Wednesday, April 7, 2010

It's this one thing

Way back in February 2001 I gave birth to a big ol' 8 pound 6 ounce baby girl who was, without a doubt, the prettiest baby I have ever seen. She had these rosy pink, plump little lips, eyes that slanted just right, and this mellow personality that was obviously her father's. All of this wrapped up in one little hospital blanket stole my heart, making my decision (and Babe's easy approval) to stay home with her an easy one.

Fast forward October 2004 when I was finally relieved of the duty of carrying my adorable, though itty bitty, 6 pound 12 ounce baby boy. Although this little cutie tortured my body for all nine months, I was committed to raising him "full time" the way I did Jay. Babe and I decided that two years would be plenty of time for me to be home.

Then came October 2006 (Nas' second birthday), October 2007, 2008, 2009 - and I'm still home. My little boy is in preschool for a few hours a day Monday through Thursday in preparation for all-things kindergarten and outside of that he plays, has playdates, or he hangs out with his Mommy. I'm truly blessed to be able to be home with my babies because it really is important to me to get my kids off to a good start - and this is one way I know how to do that.

So it's just this one thing that has my mind a bit disturbed. Mind you I'm a Virgo and I worry too much about ev-er-ee-thing. Although I have four months before my youngest even starts kindergarten, I'm thinking about, wondering about, concerned about, WORRIED about what I am going to do when August 2011 comes along and my li'l baby is gone to school all day along with my baby girl.
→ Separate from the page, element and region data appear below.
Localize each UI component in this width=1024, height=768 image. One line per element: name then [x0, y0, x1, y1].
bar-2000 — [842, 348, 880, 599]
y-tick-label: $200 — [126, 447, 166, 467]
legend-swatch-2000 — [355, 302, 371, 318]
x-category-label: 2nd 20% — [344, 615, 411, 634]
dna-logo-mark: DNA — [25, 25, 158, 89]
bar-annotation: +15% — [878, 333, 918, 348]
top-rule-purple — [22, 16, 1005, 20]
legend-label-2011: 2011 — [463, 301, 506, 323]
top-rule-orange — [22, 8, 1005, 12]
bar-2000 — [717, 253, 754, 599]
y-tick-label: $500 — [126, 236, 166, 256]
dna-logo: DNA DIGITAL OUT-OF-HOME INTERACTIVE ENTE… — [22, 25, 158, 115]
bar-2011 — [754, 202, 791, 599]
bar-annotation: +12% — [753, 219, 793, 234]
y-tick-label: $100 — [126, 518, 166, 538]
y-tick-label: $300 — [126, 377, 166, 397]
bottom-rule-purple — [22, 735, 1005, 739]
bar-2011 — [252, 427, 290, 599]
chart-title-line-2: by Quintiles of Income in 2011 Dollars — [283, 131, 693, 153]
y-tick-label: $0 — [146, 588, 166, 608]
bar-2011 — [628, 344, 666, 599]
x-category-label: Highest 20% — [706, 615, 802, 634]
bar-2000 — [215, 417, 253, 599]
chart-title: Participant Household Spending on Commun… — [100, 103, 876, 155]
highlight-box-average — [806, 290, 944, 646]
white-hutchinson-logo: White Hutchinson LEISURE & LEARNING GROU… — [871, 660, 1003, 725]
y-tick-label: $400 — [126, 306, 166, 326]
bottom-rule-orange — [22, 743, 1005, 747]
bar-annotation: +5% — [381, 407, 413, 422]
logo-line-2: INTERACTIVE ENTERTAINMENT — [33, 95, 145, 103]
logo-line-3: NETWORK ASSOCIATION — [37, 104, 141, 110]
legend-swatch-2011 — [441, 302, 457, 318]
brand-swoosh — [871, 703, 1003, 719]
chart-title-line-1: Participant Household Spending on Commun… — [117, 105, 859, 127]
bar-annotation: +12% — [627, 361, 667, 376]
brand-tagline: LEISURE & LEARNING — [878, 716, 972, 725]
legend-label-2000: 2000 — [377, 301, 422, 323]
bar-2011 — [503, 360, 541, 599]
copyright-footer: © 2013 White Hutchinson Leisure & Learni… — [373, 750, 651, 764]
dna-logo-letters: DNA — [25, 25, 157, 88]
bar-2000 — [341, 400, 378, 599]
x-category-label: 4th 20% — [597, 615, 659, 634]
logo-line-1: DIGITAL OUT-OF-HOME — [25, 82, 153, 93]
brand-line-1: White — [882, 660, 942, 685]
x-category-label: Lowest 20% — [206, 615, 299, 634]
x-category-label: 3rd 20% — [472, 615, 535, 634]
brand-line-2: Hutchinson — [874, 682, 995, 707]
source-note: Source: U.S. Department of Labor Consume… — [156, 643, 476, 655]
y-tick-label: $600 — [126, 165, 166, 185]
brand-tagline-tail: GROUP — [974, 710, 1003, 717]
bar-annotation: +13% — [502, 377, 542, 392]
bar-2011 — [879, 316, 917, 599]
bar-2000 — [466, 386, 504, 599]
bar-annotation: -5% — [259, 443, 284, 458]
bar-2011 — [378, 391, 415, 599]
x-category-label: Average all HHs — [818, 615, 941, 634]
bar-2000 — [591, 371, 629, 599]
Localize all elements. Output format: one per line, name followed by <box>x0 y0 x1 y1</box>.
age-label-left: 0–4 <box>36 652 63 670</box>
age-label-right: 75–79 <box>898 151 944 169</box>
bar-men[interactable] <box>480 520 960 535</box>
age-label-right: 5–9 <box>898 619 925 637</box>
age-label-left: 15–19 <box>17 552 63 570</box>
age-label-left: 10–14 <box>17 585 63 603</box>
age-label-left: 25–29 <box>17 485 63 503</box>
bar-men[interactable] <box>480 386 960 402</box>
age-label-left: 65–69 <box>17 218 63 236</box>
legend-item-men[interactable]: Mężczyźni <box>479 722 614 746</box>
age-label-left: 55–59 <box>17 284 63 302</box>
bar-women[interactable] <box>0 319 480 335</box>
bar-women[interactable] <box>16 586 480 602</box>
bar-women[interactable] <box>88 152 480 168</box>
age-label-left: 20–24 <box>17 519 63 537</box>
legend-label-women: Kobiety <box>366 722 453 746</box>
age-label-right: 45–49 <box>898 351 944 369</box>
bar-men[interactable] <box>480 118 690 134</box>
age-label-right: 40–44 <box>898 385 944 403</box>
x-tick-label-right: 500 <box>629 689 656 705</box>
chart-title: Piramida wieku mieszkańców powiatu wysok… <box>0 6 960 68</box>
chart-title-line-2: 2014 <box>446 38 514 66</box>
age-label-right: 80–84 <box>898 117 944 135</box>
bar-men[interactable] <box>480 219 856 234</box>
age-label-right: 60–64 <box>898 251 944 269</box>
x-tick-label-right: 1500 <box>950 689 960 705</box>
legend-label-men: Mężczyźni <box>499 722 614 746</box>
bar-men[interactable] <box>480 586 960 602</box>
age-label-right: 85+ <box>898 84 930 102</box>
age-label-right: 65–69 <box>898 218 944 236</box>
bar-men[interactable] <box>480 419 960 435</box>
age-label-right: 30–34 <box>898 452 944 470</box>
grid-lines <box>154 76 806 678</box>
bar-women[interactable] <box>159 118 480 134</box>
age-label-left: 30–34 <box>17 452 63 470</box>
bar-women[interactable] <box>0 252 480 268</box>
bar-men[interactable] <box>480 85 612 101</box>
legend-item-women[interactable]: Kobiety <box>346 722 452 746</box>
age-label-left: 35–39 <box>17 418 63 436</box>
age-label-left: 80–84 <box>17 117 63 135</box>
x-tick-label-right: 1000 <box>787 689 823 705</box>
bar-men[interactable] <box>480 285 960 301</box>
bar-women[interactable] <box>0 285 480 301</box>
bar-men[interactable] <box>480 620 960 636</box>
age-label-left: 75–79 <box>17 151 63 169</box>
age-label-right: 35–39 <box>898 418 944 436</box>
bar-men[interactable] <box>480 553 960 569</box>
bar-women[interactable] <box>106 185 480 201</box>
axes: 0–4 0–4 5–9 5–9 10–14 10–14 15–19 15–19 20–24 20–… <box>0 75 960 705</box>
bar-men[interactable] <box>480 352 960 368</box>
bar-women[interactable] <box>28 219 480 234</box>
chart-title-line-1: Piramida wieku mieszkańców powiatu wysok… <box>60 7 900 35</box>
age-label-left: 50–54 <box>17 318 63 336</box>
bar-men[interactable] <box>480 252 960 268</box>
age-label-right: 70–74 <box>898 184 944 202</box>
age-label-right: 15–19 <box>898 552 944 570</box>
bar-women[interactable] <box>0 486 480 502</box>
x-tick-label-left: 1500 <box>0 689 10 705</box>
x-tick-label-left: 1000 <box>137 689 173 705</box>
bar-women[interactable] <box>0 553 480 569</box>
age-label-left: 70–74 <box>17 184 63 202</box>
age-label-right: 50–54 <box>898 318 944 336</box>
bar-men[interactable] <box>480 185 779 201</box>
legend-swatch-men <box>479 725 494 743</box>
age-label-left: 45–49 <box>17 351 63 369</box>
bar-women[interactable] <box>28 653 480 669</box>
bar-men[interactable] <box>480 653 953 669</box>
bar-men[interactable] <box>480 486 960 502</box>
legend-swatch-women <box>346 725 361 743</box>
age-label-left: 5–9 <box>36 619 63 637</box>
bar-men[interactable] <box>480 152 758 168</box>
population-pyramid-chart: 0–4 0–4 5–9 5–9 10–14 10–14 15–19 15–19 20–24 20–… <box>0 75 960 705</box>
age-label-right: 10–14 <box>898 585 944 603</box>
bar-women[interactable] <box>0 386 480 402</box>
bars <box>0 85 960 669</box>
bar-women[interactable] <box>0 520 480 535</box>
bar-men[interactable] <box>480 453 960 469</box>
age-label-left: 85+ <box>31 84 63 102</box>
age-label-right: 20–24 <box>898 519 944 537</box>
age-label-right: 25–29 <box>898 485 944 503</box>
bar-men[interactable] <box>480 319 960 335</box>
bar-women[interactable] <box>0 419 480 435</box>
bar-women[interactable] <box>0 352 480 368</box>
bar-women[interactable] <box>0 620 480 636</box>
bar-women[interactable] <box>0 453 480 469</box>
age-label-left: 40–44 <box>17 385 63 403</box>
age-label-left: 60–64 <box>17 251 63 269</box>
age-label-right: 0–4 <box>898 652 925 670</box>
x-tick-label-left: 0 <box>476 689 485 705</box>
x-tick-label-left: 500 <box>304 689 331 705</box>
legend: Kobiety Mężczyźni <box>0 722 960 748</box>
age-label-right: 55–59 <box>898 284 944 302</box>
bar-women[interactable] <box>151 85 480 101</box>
I have zero interest in administrative work, though that's what I have experience in. Working in retail might be okay and the hours might work out, but weekends? Um, no thanks. I don't have a zillion skills, I guess most people don't, but what in the world will I DO? Oh my. Writing, that's what I know how to do. I also edit, but without a handy-dandy degree those jobs are tough to come by. This ONE thing...one little thing and it has me baffled.

Whatever it is God has in store for me after I've devoted my entire being to my babies, my husband, our home, I know it is going to be good because, as other at-home moms know, the first five years are truly a labor of love and quite the adventure. I'm looking forward to whatever it is as I move into another chapter of my life, although I sure would love to know what's in store.

1 comment:

Edie Mindell said...

You're a very dedicated mom, and I applaud you for that. Parenting isn't at all easy as it takes most of your time, but you did it perfectly. Don't worry, when that new chapter of your life comes, I'm sure you will be able find a work that best suits you, or do something worthwhile for you as a person. Just don't forget to live a well-balanced life as a mom, wife, your work, and having time to relax and enjoy being you. Good luck to you.